Week of 150525

WLCG Operations Call details

  • At CERN the meeting room is 513 R-068.

  • For remote participation we use the Vidyo system. Instructions can be found here.

General Information

  • The purpose of the meeting is:
    • to report significant operational issues (i.e. issues which can or did degrade experiment or site operations) which are ongoing or were resolved after the previous meeting;
    • to announce or schedule interventions at Tier-1 sites;
    • to inform about recent or upcoming changes in the experiment activities or systems having a visible impact on sites;
    • to provide important news about the middleware;
    • to communicate any other information considered interesting for WLCG operations.
  • The meeting should run from 15:00 until 15:20, exceptionally to 15:30.
  • The SCOD rota for the next few weeks is at ScodRota
  • General information about the WLCG Service can be accessed from the Operations Web
  • Whenever a particular topic needs to be discussed at the daily meeting requiring information from site or experiments, it is highly recommended to announce it by email to wlcg-operations@cernSPAMNOTNOSPAMPLEASE.ch to make sure that the relevant parties have the time to collect the required information or invite the right people at the meeting.

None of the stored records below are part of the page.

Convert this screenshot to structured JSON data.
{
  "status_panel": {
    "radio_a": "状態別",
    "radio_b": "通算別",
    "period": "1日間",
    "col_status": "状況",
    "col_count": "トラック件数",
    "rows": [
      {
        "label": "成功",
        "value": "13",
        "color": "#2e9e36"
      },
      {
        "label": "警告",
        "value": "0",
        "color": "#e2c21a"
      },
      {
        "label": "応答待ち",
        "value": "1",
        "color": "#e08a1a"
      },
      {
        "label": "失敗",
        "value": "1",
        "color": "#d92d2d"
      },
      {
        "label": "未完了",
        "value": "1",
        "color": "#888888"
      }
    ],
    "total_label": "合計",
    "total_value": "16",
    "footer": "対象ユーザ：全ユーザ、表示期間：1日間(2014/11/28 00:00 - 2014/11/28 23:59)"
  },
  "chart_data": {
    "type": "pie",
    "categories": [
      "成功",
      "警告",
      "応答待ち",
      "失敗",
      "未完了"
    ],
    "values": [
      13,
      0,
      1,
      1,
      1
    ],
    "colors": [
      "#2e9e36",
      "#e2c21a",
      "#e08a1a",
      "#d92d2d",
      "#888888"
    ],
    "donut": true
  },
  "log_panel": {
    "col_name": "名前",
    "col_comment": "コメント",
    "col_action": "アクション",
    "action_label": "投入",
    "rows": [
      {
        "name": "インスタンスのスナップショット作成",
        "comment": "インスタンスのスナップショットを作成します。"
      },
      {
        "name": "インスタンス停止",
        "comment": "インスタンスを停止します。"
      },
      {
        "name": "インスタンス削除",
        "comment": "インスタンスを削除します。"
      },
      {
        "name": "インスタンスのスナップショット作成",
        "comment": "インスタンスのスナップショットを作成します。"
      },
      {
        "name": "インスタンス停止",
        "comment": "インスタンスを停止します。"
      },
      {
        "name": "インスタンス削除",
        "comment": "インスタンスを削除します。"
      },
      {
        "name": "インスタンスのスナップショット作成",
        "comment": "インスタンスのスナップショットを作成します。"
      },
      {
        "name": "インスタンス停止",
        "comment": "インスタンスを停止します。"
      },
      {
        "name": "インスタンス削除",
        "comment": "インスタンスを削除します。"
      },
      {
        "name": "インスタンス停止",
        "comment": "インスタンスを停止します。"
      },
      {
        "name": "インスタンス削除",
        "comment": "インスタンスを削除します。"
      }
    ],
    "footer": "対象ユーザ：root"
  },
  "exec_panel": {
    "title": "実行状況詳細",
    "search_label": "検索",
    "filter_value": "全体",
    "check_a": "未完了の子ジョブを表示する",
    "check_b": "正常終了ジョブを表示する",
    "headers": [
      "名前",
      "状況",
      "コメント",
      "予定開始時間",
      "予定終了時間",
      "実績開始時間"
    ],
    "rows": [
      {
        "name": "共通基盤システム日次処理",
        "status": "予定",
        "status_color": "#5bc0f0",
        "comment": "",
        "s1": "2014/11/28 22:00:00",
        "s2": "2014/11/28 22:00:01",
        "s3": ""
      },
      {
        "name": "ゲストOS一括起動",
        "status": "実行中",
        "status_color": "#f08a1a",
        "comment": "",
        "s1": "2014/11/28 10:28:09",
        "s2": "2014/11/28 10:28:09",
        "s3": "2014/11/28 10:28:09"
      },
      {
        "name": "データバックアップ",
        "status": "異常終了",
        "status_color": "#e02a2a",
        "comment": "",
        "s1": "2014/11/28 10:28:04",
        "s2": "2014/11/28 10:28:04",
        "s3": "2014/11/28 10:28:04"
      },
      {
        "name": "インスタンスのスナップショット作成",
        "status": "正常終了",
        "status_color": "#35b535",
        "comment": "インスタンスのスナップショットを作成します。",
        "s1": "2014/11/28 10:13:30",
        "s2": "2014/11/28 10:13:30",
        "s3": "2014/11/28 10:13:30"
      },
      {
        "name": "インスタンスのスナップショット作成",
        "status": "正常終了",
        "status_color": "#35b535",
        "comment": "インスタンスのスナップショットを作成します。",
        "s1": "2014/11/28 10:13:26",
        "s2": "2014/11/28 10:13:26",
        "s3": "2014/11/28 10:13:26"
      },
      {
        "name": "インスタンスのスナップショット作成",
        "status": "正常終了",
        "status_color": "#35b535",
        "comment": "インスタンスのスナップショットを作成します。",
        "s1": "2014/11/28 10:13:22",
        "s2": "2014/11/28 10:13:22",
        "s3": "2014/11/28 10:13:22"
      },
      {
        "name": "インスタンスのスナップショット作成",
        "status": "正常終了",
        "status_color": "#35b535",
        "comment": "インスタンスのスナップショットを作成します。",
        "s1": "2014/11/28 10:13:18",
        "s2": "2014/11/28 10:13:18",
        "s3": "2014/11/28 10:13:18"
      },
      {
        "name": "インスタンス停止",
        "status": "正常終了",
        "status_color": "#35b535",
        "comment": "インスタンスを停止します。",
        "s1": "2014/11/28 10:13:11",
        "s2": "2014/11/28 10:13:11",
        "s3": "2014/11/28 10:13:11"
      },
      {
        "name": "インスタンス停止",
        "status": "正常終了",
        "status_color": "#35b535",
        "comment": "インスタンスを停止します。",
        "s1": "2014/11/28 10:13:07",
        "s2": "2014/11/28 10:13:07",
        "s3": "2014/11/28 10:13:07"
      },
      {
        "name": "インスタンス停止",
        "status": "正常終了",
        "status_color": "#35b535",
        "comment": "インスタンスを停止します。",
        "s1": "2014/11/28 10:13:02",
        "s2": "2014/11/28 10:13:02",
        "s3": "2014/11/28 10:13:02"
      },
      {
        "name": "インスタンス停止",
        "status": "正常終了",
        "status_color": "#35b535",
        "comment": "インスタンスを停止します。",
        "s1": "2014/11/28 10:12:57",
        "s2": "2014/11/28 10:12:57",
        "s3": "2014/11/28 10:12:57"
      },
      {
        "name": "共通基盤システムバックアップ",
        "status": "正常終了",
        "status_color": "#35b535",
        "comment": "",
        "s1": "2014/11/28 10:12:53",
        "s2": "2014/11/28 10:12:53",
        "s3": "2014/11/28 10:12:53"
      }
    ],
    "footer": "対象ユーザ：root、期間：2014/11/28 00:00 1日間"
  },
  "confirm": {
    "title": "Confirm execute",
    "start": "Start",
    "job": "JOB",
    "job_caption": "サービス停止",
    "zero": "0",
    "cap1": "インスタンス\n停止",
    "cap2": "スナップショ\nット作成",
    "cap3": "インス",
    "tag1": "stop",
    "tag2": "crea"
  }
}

Monday: Whit Monday holiday

  • The meeting will be held on Tuesday instead.

Tuesday

Attendance:

  • local: Maria Dimou (SCOD)
  • remote: Dmytro Karpenko (NDGF), Alexander (NL_T1), Daniele Bonacorsi (CMS), Felix Hung-Te Lee (ASGC), Sonia (CNAF), Kyle Gross (OSG), Sang Un Ahn (KISTI), David Cameron (ATLAS), Di Qinq (Triumf).

Experiments round table:

  • ATLAS reports (raw view) -
    • No bad effects seen from stress tests performed over the weekend (T0 export and data consolidation)
    • SARA datadisk full (30TB free), PIC also in trouble (110TB free). Will cleanup and move files.
    • Alarm ticket opened for BNL FTS today, resolved quickly. Stager daemon had died again.
David added that a GGUS ALARM for BNL was opened this morning and solved very fast. The FTS daemon had died. Maria asked why this twiki contains information that appears as "ATLAS internal" in the ADCOperationsDailyReports2015 ATLAS twiki. David said that each CRC decides what to announce to this meeting or not.

  • CMS reports (raw view) -
    • Due to an overlapping CMS Computing meeting most likely the CRC will join in the early part of the call only - sorry
      • Please address feedback, questions or requests to Daniele Bonacorsi (CMS CRC this week) and Christoph Wissing
    • 2015 Production proceeding at good pace, focus mostly on RunII* and Upgrade* campaigns
      • large number of Digireco jobs running on the T2 level (10 sites stably contributing, others coming and going)
      • almost 600M evts produced, over the weekend 60-80k slots used
      • error rate comparable to the T1 sites
    • Tier-0 quite stable in preparation for Run-II collisions, only sporadic Storage Manager related issues being followed up
    • Just came on shift, did not check through all CMS GGUS in details. With a quick look, over last few days only Tier-2 related tickets though (and nothing of vital importance)

  • ALICE -
    • normal to high activity
    • CERN: team ticket GGUS:113858 opened Thu evening
      • CEs were publishing bad job numbers for a few hours
        • E.g. zero running and/or waiting
        • ALICE VOBOXes use those numbers to decide if more jobs can be submitted
        • by the time the problem was fixed, the number of jobs queued in LSF had risen to 14k
Nobody present.

Nobody present. No report found in the ProductionOperationsWLCGdailyReports twiki.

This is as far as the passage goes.